Veröffentlicht: 20.11.2022. Rubrik: Unsortiert


Onkel Heriberts Auferstehung und vorläufiges Ende

Ich zäume jetzt mal das Pferd von hinten auf, d. h., ich erzähle jetzt – eure Erlaubnis vorausgesetzt – was zu seinen Lebzeiten sonst noch an Absonderlichem geschah. Normalerweise ist das körperliche Leben des Menschen mit seinem Tode beendet. Doch das würde schlecht zu einem Mann wie Onkel Heribert passen, der ständig gegen den Strich lebte, und dessen Kopf voller Schnurren war wie eine alte Mütze mit Schuppen. Also lasse ich ihn zumindest schriftlich wieder auferstehen.
Er war schon ein irrer Typ, der Gute. Ich meine das jetzt keineswegs abschätzend, im Gegenteil; aus der vielarmigen Verwandtschaft war er mir einer der Interessantesten und Schillerndsten. Mir irgendwie auf eine überraschende Weise wesensverwandt. Etwa was seine ästhetische Empfindsamkeit betraf. So brachte er mir zum Beispiel den Unterschied zwischen Deckweiß und Zahnpasta bei und behauptete, auch das knalligste Bild von Kandinski sei nicht bunt, sondern farbig, Kunst käme von Können und nicht von Wollen sowie andere un-nützliche Weisheiten. Dabei war er keineswegs Everybody´s Darling. Besonders seit dem warmen Herbsttag, an dem ihn eine Nachbarin beim Pilzesammeln dabei beobachtete, wie er nur mit einem Rucksack bekleidet durch den Wald joggte (in welchem Kostüm er sich auch erhängt hatte). Als ihn seine Frau darauf ansprach, sagte er rotzcool: „Mich stört´s nicht.“ Typisch Heribert. Dabei war er dem allgemeinen Mainstream nur um ein paar Jahrzehnte vorausgeeilt. Heute befindet sich in ebendiesem Wald ein offizieller Nacktwanderweg.

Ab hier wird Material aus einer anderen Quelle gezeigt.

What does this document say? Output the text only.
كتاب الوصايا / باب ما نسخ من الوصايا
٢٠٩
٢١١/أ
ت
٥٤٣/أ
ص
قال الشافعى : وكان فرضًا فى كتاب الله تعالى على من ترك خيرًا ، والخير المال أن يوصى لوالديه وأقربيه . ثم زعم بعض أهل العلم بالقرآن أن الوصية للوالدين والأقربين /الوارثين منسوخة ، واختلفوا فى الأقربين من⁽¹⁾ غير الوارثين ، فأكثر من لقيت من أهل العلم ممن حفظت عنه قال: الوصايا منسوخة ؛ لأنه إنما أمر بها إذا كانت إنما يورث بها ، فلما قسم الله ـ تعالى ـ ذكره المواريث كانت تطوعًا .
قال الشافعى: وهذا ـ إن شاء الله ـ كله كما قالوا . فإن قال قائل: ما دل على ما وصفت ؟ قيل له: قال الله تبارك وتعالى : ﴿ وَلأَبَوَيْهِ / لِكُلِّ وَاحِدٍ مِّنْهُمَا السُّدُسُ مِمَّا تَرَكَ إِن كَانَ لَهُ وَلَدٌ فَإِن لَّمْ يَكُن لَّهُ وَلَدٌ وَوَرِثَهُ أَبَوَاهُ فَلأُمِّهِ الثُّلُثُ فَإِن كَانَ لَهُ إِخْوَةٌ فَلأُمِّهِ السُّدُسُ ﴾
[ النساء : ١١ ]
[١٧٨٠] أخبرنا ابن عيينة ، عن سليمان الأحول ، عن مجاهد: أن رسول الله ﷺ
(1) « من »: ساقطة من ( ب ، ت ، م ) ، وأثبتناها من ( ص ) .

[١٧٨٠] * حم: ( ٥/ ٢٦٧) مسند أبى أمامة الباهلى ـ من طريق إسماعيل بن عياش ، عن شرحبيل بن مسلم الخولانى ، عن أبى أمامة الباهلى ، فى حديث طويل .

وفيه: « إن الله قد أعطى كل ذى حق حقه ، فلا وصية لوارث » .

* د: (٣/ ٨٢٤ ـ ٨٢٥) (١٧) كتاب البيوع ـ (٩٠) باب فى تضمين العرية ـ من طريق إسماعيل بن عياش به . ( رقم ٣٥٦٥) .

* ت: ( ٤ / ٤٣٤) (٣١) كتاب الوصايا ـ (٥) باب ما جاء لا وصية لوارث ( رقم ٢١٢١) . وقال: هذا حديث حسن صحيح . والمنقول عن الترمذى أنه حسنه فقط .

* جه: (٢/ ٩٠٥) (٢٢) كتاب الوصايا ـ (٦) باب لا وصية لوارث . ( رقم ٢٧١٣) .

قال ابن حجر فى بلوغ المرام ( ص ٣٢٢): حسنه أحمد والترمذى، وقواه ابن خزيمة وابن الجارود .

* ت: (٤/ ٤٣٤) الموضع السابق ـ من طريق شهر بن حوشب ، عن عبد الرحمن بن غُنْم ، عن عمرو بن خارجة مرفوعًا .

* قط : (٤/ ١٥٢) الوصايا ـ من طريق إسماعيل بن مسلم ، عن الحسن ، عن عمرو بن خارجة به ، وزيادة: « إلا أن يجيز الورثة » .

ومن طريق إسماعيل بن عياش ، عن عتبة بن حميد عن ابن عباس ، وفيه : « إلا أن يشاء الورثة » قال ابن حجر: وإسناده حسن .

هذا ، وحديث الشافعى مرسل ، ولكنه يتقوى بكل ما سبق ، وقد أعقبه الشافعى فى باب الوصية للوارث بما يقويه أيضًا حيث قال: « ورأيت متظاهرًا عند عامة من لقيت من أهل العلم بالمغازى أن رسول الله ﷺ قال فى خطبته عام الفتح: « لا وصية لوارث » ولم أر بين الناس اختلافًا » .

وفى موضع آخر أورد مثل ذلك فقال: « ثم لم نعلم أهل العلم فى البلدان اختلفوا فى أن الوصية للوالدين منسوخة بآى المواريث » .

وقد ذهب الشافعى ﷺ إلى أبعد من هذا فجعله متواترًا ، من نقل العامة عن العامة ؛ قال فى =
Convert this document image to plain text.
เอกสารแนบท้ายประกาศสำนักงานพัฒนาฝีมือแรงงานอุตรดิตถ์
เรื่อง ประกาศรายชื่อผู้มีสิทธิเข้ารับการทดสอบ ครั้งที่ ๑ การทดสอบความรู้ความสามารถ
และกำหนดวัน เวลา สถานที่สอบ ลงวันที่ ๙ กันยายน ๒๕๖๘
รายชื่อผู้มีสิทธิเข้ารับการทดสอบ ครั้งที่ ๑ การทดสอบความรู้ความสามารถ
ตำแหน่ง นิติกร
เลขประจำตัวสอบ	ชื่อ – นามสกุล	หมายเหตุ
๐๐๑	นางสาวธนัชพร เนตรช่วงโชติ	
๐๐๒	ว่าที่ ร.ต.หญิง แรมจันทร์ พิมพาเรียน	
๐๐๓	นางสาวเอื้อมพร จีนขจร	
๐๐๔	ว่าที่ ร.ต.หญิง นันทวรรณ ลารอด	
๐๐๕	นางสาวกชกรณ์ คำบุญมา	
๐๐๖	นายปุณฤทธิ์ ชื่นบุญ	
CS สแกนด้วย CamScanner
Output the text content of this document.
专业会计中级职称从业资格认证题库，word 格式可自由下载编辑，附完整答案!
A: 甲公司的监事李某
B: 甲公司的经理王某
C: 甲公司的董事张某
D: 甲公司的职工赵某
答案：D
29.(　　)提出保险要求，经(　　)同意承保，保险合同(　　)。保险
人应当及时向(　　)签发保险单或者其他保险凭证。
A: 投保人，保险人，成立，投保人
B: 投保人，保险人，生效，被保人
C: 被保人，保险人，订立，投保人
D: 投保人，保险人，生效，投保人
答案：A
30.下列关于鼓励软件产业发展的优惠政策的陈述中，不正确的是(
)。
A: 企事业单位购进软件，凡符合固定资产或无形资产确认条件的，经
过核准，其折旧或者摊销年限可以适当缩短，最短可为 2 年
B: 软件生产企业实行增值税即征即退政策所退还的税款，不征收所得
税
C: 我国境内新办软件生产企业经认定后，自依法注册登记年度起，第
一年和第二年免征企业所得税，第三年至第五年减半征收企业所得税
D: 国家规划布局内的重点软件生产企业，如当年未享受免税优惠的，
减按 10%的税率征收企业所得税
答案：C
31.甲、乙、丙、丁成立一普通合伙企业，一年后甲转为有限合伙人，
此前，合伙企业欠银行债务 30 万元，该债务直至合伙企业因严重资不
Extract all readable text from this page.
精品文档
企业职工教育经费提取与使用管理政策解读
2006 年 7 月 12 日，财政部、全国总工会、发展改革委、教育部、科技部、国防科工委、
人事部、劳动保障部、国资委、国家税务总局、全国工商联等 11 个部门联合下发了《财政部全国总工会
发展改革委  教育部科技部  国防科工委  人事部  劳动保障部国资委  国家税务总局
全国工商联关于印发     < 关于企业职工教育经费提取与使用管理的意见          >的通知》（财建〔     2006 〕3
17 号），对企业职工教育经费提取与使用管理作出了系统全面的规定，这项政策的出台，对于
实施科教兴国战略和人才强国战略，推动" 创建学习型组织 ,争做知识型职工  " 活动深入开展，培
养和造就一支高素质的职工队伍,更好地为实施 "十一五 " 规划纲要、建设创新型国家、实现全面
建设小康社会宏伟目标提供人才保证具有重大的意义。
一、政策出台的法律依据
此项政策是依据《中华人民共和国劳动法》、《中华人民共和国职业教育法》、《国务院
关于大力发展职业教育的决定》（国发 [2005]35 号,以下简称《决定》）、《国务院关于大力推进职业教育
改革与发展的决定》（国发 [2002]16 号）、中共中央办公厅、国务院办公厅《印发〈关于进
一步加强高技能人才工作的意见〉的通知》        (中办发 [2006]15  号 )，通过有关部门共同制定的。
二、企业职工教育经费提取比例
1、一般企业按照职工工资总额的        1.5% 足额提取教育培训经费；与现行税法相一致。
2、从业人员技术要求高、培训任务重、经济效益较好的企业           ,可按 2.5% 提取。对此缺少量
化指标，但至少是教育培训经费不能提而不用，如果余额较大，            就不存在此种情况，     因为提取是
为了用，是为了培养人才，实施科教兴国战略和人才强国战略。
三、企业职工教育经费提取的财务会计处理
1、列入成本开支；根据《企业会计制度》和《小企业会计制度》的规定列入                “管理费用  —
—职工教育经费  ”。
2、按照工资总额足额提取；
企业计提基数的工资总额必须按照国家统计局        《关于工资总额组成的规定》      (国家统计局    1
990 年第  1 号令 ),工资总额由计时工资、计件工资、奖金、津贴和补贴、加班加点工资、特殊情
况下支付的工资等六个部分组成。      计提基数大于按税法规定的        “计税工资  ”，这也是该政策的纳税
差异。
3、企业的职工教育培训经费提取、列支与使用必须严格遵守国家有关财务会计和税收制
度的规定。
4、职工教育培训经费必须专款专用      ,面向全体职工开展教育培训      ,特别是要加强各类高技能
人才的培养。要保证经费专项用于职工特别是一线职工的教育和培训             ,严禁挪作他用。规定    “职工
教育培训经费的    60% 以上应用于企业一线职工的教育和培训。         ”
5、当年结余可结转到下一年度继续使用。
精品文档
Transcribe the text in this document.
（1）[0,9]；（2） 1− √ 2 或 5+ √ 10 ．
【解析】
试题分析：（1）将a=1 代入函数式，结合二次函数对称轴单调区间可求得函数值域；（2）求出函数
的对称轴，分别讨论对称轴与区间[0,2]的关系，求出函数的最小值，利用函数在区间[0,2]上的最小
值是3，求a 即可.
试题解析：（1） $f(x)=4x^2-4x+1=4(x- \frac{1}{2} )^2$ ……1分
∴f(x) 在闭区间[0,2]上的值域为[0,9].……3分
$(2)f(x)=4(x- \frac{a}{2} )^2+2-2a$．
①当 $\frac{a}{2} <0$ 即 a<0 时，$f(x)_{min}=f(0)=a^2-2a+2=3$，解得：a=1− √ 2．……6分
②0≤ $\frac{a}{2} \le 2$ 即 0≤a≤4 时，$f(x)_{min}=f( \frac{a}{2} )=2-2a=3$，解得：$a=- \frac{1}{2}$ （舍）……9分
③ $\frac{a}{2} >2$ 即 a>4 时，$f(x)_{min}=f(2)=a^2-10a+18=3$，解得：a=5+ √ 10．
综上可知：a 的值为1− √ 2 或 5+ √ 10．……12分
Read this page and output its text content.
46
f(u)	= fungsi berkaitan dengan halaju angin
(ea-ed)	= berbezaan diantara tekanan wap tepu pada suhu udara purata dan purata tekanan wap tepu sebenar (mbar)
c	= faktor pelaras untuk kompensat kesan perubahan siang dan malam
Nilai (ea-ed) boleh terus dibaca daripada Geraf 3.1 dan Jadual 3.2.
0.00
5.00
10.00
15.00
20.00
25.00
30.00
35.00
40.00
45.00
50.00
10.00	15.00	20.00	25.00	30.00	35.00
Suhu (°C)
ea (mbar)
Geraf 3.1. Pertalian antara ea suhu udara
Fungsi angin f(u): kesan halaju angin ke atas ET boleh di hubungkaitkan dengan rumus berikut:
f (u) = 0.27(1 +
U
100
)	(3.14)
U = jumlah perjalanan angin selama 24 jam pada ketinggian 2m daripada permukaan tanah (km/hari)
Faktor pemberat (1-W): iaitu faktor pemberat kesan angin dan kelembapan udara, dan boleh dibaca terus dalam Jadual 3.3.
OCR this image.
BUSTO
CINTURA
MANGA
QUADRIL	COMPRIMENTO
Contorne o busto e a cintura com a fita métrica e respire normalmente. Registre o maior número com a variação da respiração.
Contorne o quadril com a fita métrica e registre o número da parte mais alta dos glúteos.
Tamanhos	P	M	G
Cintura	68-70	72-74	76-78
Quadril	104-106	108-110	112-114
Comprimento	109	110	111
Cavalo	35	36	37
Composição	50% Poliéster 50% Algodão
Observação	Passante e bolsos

Sagte ich schon, dass er ein perfekter Hobbytischler war? Ja! War er! Das reinste Naturtalent! Was der Mann auch alles zusammenleimte und -nagelte; unglaublich! Ich erspare euch die Beschreibung dieser seltsamen Dinge, würde ja doch niemand glauben. Jedenfalls war ich hoch gespannt, als er mich eines Tages – es war etwa zwei Jahre vor seinem tragischen Ende – mit geheimnisumwitterter Miene in seine Werkstatt mitnahm, sein Heiligtum, das außer ihm niemand betreten durfte. Ich erwartete nichts Bestimmtes, denn Heriberts Bastel-Fantasie schlug jede Erwartung schon im Vorfeld; doch was er mir dann zeigte, hätte ich sowieso nie erwartet. Kurz: Er zeigte mir ein längliches Gebilde in Sargform, das aufrecht an der Wand stand; aus Brettern vom Sperrmüll sorgfältig zusammengenagelt. Er öffnete die Tür; ich blickte auf eine wohlsortierte Minibar.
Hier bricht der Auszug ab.